PG&E restructuring is of significant concern to Northern California Community Choice Aggregators and other communities that may consider forming municipal utilities to provide residents with retail electricity while maintaining local control. PG&E and other investor-owned utilities may also attempt to move a significant portion of their wildfire liabilities to ratepayers and CCAs. PG&E is expected to make initial filings with the CPUC in its restructuring investigation by Jan. 16, with opening comments from other stakeholders filed by Jan. 30.
Utility Undergrounding Programs – Rule 20
The CPUC is considering revisions to the Electric Rule 20 utility undergrounding programs of IOUs. This multi-phase proceeding is examining Rule 20 funding allocations, trading credits among municipalities, changes to IOU undergrounding tariffs, contracts between cities and IOUs, and program restructuring.
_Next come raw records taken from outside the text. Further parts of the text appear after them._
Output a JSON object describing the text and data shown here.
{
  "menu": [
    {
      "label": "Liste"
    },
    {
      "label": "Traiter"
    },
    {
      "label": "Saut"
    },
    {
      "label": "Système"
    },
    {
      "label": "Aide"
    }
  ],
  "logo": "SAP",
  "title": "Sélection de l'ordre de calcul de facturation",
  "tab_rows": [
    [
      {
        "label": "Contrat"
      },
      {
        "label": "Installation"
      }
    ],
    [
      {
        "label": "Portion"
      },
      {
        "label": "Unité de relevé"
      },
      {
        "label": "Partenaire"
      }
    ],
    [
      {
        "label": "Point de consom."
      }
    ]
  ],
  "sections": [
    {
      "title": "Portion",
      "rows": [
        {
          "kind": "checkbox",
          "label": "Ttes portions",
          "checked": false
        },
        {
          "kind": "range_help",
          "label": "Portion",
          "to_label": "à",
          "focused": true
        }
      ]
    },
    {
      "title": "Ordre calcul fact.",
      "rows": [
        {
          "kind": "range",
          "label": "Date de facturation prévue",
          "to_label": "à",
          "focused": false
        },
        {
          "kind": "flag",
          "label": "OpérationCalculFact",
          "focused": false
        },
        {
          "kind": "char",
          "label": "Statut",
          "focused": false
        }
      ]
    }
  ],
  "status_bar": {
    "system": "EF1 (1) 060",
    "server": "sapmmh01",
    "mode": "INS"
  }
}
Dozens of communities throughout the State have active undergrounding programs, while others have programs that are dormant, but can become active or can trade unused undergrounding credits to other cities. This proceeding provides municipalities with an important opportunity to influence a topic  rarely considered by the CPUC. The administrative law judge overseeing this matter issued a memo outlining the scope of the rulemaking in November, with initial stakeholder proposals expected in mid-January.
SB 901 Wildfire Mitigation Plans & De-Energization of Power Lines
Catastrophic wildfires linked to utility infrastructure pose a grave and enduring threat to local communities. The Legislature recently passed SB901, which requires all IOUs to adopt  preventive strategies and develop mitigation programs that minimize the risk of its electrical lines and equipment, while considering the dynamic effects of climate change. SB901 also requires the CPUC to consider appropriate procedures for notifying customers who may be impacted by the de-energization of electrical lines. These procedures must prioritize communications with critical first responders, health care facilities and telecommunications infrastructure operators.
To implement SB901, the CPUC began three proceedings:

  • In October, the CPUC initiated a rulemaking to seek guidance on the form and content of utility wildfire mitigation plans. This proceeding is fast-tracked on an expedited timetable, with IOU wildfire mitigation plans due in the summer.
  • In December, the CPUC opened a proceeding to specifically examine de-energization of power lines during dangerous conditions in high-risk areas, to develop best practices and local government coordination. This proceeding is expected to tackle some of the more complex de-energization topics related to wildfire.
  • In January, the CPUC opened a rulemaking to implement Public Utilities Code section 451.2, which requires the CPUC to determine how to allocate costs associated with the 2017 wildfire to the IOUs and their ratepayers. 

Wildfire mitigation and de-energization procedures are of paramount concern to California communities that face heightened wildfire risk and challenges integrating potential de-energization events into their disaster response preparedness programs.